La reforma estableció un procedimiento de control de concentraciones en dos fases. La primera, de treinta días naturales, para identificar si la concentración genera riesgos al proceso de competencia y, de darse esa circunstancia, se iniciaría la segunda fase, de hasta noventa días naturales adicionales, para valorar los efectos de la transacción en los mercados relevantes.

Conforme al artículo 95 de la Ley de Fortalecimiento una concentración que deba ser notificada no podría ejecutarse antes de ser autorizada por Coprocom.

En primera fase, Coprocom podría autorizar la concentración, sujeta o no al cumplimiento de compromisos propuestos por las partes, o acordar el inicio de la segunda fase del procedimiento. Los compromisos de las partes serían de recibo para contrarrestar potenciales efectos negativos de la concentración. Tanto en la primera como en segunda fase, los plazos de Coprocom para resolver no se contabilizarían mientras las partes tengan pendiente aportar información y documentación.

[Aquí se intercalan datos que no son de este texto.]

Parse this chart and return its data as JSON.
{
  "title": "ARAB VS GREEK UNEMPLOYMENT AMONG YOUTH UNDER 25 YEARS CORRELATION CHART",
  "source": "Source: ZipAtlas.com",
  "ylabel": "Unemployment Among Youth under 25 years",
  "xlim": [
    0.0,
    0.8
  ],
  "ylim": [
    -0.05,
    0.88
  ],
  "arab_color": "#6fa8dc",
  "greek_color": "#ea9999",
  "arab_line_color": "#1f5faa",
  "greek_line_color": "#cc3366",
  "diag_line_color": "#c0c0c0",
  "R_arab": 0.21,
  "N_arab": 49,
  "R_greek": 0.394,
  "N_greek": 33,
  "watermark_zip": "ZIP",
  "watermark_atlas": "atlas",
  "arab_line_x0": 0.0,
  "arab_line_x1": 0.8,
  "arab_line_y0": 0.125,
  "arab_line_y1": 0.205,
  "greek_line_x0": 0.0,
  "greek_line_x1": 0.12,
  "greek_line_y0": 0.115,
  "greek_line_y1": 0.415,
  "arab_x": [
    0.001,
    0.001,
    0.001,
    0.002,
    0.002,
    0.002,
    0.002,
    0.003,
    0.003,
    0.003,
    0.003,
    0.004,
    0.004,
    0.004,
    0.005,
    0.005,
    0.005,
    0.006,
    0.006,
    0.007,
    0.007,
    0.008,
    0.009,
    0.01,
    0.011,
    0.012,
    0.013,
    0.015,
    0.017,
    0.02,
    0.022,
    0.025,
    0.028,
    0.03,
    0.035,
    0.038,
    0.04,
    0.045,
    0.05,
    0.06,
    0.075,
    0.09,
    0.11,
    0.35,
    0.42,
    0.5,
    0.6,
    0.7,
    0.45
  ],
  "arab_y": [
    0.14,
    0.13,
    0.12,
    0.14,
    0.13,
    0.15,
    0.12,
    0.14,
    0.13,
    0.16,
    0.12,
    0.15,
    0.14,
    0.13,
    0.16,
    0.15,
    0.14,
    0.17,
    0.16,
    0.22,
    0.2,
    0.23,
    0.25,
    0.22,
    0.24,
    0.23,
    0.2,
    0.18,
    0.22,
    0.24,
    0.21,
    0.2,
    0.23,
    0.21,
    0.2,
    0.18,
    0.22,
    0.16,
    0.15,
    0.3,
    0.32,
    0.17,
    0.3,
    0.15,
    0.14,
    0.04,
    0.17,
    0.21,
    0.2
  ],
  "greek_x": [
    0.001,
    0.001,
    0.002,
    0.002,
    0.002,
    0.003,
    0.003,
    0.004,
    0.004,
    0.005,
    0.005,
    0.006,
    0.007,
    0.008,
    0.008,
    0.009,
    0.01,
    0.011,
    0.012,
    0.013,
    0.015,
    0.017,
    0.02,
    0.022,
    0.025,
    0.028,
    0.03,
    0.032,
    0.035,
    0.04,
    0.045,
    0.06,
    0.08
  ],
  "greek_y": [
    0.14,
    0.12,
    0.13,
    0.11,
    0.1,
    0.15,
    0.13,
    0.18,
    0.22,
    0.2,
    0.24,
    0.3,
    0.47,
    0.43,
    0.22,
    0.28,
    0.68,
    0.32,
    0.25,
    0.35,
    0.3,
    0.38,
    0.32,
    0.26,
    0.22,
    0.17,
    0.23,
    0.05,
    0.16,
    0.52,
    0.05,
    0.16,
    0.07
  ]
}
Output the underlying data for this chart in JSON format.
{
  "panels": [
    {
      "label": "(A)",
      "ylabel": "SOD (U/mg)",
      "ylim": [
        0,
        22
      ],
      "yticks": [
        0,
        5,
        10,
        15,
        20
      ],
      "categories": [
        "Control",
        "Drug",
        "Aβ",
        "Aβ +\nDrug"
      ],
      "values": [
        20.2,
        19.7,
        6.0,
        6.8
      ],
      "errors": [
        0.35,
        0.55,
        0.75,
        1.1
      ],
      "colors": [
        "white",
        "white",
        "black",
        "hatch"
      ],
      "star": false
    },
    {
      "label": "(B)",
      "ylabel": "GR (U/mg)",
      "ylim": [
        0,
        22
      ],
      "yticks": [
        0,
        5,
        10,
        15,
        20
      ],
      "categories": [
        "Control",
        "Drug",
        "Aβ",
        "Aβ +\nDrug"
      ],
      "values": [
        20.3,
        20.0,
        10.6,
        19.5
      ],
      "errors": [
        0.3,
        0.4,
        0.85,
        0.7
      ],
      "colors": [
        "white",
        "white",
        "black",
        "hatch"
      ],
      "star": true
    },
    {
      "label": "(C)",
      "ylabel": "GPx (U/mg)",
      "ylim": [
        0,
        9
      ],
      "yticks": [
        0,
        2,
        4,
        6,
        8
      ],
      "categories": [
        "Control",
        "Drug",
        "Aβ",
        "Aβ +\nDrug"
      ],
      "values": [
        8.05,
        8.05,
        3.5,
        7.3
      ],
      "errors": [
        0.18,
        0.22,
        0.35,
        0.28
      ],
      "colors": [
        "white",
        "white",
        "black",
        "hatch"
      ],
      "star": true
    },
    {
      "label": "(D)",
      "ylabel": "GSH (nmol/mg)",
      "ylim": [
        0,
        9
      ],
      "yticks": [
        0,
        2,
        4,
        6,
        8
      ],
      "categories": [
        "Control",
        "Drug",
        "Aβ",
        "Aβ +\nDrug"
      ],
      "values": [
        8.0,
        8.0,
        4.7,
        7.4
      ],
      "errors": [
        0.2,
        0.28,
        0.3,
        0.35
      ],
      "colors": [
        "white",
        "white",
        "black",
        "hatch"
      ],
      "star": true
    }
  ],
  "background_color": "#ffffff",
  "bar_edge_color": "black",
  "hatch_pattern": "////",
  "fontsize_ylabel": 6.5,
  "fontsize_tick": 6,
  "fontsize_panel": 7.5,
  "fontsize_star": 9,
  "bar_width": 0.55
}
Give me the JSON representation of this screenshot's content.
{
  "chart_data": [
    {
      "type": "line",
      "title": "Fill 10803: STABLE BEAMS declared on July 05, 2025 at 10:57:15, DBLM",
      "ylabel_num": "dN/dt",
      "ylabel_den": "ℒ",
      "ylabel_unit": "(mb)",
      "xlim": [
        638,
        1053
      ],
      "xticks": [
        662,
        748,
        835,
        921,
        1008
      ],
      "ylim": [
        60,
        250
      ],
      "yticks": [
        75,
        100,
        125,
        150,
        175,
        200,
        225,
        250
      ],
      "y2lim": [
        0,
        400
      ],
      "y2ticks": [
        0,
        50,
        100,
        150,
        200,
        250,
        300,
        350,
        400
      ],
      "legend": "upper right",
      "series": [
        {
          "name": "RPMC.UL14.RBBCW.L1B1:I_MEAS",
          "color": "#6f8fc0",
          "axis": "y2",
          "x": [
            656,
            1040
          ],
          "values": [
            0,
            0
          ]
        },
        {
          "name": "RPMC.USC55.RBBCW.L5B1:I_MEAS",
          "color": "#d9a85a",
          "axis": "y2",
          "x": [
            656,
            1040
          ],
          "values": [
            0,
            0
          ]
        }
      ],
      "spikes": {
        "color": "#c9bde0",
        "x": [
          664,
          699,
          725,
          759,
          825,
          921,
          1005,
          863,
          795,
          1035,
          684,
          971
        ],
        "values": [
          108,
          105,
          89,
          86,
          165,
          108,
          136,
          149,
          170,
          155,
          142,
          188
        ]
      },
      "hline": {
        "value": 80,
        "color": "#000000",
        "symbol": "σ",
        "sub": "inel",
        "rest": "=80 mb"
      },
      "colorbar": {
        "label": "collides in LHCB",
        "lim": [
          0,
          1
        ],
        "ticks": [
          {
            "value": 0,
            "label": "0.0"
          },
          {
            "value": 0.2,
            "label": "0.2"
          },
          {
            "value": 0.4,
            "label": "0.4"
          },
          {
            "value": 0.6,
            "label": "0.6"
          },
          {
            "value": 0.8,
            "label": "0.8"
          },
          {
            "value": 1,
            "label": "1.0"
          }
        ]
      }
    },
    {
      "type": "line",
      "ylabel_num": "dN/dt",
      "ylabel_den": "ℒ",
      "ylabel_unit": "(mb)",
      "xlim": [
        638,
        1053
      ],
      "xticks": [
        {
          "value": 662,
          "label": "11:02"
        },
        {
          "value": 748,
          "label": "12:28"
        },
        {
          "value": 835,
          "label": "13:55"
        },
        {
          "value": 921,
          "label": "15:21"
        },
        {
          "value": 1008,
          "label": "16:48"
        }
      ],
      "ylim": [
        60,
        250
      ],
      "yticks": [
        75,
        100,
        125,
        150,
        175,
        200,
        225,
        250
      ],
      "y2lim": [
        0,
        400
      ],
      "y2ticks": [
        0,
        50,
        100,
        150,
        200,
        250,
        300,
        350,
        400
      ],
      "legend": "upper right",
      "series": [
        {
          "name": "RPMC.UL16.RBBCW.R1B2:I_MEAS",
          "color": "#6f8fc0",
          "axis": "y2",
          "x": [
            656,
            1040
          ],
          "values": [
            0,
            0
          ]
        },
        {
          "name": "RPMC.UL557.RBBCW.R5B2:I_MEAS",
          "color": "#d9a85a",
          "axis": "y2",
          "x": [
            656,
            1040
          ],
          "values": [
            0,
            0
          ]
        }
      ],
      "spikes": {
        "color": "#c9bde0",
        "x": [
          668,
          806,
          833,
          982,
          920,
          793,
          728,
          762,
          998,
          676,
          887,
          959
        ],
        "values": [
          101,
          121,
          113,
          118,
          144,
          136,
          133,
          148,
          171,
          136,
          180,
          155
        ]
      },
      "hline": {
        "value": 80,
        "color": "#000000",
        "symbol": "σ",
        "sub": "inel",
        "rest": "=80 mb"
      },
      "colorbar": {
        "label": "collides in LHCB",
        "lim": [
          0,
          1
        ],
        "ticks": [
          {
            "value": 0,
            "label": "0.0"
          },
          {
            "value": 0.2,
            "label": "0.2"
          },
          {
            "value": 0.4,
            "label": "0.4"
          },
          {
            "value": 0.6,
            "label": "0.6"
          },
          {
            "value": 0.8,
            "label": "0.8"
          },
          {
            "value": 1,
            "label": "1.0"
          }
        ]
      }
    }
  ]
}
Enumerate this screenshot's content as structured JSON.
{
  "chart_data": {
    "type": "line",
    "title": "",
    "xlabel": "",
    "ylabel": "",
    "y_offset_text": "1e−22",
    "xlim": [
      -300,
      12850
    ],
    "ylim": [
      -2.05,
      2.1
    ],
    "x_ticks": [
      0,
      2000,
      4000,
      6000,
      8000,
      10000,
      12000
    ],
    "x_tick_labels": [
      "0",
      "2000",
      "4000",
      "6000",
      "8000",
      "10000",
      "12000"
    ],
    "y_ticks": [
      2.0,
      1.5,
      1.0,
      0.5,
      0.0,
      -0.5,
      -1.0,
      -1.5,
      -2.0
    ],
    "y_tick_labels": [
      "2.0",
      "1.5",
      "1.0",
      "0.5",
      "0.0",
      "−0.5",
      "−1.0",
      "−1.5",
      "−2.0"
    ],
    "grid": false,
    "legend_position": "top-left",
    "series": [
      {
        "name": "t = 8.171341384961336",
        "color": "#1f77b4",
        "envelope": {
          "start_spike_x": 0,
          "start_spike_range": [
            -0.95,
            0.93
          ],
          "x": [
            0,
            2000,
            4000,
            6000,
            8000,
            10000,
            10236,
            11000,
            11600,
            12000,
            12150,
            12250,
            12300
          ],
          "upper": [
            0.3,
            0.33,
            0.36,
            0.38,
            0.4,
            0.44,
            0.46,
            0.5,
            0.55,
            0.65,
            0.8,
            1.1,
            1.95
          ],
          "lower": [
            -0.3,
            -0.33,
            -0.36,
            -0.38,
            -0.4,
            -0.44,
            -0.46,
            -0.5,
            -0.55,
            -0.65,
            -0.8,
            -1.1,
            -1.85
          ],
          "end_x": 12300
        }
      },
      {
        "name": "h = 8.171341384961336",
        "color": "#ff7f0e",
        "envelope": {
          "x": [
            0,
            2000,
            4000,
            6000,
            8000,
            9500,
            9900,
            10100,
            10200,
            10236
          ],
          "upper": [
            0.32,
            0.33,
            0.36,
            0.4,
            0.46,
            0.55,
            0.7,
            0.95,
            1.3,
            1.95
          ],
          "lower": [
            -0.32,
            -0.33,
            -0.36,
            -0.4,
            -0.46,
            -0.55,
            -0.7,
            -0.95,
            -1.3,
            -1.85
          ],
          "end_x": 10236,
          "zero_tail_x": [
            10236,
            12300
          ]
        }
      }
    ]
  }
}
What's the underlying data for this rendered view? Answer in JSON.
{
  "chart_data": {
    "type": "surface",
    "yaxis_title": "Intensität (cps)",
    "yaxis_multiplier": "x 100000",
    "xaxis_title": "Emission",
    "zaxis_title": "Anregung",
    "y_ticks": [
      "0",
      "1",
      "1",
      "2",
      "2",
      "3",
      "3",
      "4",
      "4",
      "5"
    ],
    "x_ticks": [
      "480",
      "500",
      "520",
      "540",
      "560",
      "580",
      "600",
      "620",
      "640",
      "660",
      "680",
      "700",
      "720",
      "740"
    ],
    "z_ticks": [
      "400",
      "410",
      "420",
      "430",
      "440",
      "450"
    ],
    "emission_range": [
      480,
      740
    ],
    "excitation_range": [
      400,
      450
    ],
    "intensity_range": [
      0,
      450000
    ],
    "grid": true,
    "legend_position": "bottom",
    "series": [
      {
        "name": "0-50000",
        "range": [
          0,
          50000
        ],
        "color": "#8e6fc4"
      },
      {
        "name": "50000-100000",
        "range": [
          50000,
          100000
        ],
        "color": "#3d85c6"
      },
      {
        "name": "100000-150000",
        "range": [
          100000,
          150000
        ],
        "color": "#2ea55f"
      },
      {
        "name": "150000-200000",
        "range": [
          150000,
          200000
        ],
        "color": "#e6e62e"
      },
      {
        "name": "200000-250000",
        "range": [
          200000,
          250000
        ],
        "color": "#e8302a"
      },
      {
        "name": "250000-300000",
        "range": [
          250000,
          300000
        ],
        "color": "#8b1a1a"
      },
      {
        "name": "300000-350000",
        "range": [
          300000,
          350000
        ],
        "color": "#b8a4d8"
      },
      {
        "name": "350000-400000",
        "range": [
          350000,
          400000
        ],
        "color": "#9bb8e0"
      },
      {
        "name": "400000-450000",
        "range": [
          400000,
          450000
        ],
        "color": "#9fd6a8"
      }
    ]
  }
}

Sin duda las anteriores reformas al control de concentraciones representan un avance que permitirá la actualización de nuestro marco normativo, conforme a estándares internacionales. Estas y otras reformas importantes que introduce la Ley de Fortalecimiento deberán ser tomadas en cuenta por tomadores de decisiones de empresas con participaciones importantes en el mercado, haciendo negocios en el país. La reforma es valiosa ya que permitirá a Costa Rica avanzar en el proceso de adhesión a la OCDE y a las autoridades desarrollar su misión de propiciar y apoyar el desarrollo económico y social del país, a través de una sana política de competencia.